Alkisah, di tatar Sunda hidup seorang laki-laki kaya raya. Di desa tempatnya tinggal, dialah yang menguasai seluruh lahan persawahan dan ladang. Para penduduk hanya menjadi petani penggarap dengan upah yang sangat minim. Si laki-laki kaya memang sangatlah pelit sehingga dijuluki sebagai Si kikir. Bahkan bukan hanya pada para pekerjanya saja dia sulit mengeluarkan uang, melainkan juga ke anak semata wayangnya. Untungnya, Sang anak tidak mewarisi kekikiran Sang ayah. Sebaliknya dia malah berusaha menolong orang-orang yang terkena dampak kekikiran ayahnya.
Hal ini terjadi ketika ada upacara selamatan guna mendapatkan hasil yang baik ketika panen tiba. Walau harus mengeluarkan biaya Pak Kikir terpaksa mengadakannya. Dia takut apabila tidak dilakukan selamatan, maka hasil sawah dan ladangnya tidak akan maksimal. Namun, tidak seperti petani di dasa lain, hidangan dalam selamatan selenggaraan Pak Kikir sangatlah sederhana. Itu pun tidak mencukupi bagi orang-orang yang terlibat di dalamnya.
Walhasil, banyak di antara mereka yang tidak makan atau minum sama sekali. Salah seorangnya adalah perempuan tua dengan penampilan lusuh layaknya seorang pengemis. Oleh karena tidak kebagian makanan, dia lalu mendatangi Pak Kikir untuk meminta sedekah walau hanya sesuap nasi.
Permintaan Sang perempuan tua tadi ternyata ditanggapi dingin Pak Kikir. Dia malah berucap bahwa untuk mendapatkan sebutir nasi saja orang harus rela bersusah payah terlebih dahulu. Dan, dengan nada menghardik dia mengusir Sang perempuan tua dari tempat upacara dilangsungkan.
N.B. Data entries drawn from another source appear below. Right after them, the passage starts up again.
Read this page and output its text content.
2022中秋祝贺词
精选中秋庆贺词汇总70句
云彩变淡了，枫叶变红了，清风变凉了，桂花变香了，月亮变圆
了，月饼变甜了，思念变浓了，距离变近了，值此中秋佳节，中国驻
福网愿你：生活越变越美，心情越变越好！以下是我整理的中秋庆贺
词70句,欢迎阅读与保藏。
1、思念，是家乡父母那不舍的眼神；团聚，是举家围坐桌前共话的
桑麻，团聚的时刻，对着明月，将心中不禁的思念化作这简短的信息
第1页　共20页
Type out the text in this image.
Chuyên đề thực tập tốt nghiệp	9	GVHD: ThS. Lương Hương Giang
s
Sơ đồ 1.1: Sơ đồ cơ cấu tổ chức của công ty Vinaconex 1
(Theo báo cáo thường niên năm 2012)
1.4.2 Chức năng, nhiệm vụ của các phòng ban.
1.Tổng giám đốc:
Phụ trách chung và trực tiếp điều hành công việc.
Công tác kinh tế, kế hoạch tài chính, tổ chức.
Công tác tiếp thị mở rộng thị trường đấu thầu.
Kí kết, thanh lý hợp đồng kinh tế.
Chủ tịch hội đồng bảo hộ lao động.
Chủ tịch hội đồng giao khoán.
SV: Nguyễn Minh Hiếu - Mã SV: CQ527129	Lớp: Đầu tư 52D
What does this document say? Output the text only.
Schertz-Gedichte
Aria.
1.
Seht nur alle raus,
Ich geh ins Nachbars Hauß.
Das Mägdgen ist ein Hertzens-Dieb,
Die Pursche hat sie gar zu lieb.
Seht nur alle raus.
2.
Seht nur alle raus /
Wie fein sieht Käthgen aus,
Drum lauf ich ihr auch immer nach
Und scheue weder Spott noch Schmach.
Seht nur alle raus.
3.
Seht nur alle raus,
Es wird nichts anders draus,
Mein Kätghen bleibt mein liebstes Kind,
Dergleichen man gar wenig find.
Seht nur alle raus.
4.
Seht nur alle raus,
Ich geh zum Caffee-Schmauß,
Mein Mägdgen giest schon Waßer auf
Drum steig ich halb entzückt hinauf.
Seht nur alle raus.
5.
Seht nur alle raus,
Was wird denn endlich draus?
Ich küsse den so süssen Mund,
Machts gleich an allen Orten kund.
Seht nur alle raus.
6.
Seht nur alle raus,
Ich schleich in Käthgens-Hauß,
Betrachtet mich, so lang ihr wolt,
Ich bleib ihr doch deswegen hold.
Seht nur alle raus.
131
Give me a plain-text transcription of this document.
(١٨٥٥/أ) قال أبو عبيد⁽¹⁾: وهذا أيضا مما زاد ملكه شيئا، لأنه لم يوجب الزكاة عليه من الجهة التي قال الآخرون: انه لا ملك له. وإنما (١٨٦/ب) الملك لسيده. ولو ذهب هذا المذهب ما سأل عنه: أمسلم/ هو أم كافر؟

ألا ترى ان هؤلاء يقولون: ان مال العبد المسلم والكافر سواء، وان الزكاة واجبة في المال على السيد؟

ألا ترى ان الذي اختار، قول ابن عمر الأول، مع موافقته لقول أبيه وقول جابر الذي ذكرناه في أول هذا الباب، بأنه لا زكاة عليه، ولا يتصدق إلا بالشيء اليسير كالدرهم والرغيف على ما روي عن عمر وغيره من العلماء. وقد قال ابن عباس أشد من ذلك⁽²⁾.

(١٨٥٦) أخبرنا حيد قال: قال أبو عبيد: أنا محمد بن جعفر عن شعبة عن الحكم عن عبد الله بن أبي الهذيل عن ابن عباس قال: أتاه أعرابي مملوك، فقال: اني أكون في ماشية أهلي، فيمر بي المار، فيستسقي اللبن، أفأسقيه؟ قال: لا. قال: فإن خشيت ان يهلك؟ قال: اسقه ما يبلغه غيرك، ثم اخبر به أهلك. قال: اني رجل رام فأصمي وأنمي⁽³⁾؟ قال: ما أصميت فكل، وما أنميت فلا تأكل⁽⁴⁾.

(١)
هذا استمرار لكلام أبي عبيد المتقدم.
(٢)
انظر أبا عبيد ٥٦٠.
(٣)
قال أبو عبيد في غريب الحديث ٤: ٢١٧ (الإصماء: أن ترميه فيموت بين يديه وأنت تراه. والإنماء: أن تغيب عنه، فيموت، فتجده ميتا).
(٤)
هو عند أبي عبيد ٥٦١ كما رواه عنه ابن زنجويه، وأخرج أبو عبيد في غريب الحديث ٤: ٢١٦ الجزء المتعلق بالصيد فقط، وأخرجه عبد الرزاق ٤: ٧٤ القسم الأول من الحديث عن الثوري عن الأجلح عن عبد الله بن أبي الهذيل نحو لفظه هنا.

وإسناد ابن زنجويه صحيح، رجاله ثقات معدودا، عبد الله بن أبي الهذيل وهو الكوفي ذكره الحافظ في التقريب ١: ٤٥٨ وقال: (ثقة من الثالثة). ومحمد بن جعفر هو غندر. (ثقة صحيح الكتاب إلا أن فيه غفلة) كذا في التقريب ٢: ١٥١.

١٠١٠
Penghardikan yang dibarengi pengusiran membuat Sang perempuan tua sakit hati dan pergi sambil berderai air mata. Sebelum pulang ke rumah dia harus mendaki sebuah bukit yang sangat indah. Di puncak bukit terletak rumah Pak Kikir yang bangunannya mewah dan megah. Sampai di depan rumah mewah itu Sang Perempuan lalu menancapkan tongkat penopang tubuhnya sambil berucap kalau keserakahan serta kekikiran si pemilik rumah akan menenggelamkan dirinya sendiri.
Usai berkata demikian dicabutlah tongkat yang tadi dia tancap. Dan, dari lubang bekas cabutan tongkat secara ajaib memancarlah air sangat deras yang semakin lama semakin besar. Sejurus kemudian menjadi air bah yang mulai membanjiri kawasan di bawahnya hingga ke area upacara selamatan.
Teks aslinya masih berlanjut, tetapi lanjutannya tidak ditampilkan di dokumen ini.